筆頭研究者のビル・キービル氏によると、別に行った最近のテストでも、おう吐や下痢を引き起こすノロウイルスが、乾燥した銅の表面で10分以内に死滅したことがわかった。
(ただし、実際にインフルエンザにかかった場合、ペンでは治らないことに留意)

 これらの優位性を考えれば、銅を基本にした点滴用のポールや照明のスイッチカバーといった製品が、病院や他の施設で感染症拡大を防ぐ目的のために、ますます多く製造されているのもわかる。

これに触発された産業デザイナーのカール・ザーン氏は最も基本的な医者の道具であるペンを同じ素材から作った。
ザーン氏は「これはどの医者も接触する器具の1つだ」と話す。

 ハッチのパーツは、ステンレス鋼のクリップと替えインクを除き、すべて真ちゅうでできている。

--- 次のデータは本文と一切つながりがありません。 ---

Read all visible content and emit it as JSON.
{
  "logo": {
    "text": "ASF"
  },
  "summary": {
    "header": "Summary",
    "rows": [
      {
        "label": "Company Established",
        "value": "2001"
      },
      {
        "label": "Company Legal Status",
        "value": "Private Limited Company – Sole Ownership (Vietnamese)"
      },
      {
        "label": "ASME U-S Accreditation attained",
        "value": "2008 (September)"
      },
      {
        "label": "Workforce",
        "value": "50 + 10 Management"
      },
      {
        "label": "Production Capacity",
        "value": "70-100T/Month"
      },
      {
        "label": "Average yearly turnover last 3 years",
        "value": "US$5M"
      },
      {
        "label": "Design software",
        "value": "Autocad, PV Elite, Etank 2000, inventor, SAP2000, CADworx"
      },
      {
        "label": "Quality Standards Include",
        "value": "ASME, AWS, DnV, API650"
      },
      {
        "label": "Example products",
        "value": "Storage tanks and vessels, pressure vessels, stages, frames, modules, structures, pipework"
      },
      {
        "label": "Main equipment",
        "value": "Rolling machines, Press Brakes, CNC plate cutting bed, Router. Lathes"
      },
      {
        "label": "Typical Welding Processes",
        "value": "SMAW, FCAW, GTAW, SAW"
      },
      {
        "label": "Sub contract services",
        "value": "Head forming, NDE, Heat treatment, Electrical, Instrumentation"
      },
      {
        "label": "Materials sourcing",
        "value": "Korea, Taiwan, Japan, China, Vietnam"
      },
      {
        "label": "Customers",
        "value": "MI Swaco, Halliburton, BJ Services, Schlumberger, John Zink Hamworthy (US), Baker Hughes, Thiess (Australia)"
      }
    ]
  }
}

ほとんどの真ちゅう製のペンは光沢を出すために厚くラッカーが塗られているが、ハッチは薄いコーティング仕上げになっている。

短期間で真ちゅうの衛生的な表面が出るようにするためだ。
このためペンの光沢はすぐに失われてしまうかもしれないが、細菌を死滅させる効果はインフルエンザの流行期が過ぎても続くだろう。ハッチの価格は104ドル(約9600円)。。